Six years after the world celebrated the defeat of Taliban forces, the U.S. military suffered deaths, encountered suicide bombings, and opium production hit record levels in Afghanistan. US officials insist things are looking up, but southern regions of Afghanistan are not under control of the government. Civilian deaths caused by NATO and American forces reached high levels causing many Afghans to turn away from supporting the opponents of terrorists. The Taliban basically employed guerrilla warfare tactics of ambushes and suicide bombings rather than engage in head on attacks. As Lt. Col. Dave Johnson noted, “The Taliban attack whom theyr perceive to be the most vulnerable, and in this case it’s the police. They don’t travel in large formations like the army does. That puts them in an arm of vulnerability.” More than 925 Afghan police died last year.
Afghanistan in 2007 witnessed the death of 6,500 people, including 110 US troops– the highest level of any year. About 4,500 militants were killed as were 41 British soldiers. Seth Jones, an an alyst with the Rand Corporation raised several issues about Afghanistan: “The thing that concerns me the most is the general perception in Afghanistan that the government is not capable of meeting the basic demands of its population. But, it’s involved in corruption–that it’s unable to deliver services in key rural areas and that it’s not able to protect its population, especially the police.”
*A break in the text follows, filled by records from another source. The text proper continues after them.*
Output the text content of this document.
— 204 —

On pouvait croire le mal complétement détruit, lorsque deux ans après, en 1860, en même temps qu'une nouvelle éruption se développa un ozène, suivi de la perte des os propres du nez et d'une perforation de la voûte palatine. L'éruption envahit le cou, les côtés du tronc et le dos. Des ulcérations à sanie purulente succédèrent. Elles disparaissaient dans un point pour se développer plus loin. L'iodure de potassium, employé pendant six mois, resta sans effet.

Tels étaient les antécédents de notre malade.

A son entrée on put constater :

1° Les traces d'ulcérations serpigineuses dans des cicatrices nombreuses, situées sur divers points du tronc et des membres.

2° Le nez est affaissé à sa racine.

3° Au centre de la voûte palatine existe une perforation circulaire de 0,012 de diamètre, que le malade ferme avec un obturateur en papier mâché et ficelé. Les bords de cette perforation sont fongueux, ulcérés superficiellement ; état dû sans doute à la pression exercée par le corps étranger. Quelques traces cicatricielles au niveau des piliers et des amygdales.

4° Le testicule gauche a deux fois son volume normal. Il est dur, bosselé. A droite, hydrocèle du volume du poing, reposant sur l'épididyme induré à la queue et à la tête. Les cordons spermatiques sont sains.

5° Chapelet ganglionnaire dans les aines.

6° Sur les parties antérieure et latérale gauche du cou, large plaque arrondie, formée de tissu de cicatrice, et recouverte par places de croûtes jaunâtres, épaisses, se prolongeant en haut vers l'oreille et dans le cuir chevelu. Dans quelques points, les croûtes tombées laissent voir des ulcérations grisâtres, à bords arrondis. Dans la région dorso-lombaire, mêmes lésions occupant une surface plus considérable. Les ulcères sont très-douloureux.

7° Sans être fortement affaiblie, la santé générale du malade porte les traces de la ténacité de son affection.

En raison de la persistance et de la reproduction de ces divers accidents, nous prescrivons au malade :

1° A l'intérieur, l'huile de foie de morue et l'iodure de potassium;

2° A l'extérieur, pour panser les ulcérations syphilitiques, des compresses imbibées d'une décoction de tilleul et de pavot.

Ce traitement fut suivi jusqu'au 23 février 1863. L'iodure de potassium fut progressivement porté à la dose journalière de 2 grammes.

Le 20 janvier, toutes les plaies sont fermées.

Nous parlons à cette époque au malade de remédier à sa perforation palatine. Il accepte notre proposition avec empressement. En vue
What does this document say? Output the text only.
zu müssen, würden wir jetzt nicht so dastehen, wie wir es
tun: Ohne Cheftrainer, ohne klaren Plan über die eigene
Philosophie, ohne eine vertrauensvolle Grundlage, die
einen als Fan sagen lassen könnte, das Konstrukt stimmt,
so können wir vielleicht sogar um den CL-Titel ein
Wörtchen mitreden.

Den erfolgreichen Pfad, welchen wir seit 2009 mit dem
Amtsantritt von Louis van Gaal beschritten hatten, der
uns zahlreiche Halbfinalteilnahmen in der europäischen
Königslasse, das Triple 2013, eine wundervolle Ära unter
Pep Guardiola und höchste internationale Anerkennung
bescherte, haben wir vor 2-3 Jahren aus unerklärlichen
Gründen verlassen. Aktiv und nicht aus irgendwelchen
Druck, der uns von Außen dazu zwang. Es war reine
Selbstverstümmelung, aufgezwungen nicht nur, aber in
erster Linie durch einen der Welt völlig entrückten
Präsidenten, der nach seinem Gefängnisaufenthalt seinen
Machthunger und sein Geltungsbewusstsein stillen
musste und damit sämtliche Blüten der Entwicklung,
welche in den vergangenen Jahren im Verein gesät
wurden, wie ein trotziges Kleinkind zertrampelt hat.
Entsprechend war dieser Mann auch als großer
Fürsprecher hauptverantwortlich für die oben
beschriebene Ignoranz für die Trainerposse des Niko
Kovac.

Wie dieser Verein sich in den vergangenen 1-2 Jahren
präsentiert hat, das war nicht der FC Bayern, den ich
A key question is: does the Bush administration have either a short or long term plan for success in Afghanistan? Does NATO have a plan on ways to most effectively utilize its forces in Afghanistan. A few months ago, several British diplomats raised the issue of how to cease antagonizing Afghan farmers who raise opium. They suggested purchasing the entire crop. It’s time for innovative strategies in Afghanistan. Most probably such changes must await the arrival of a new president.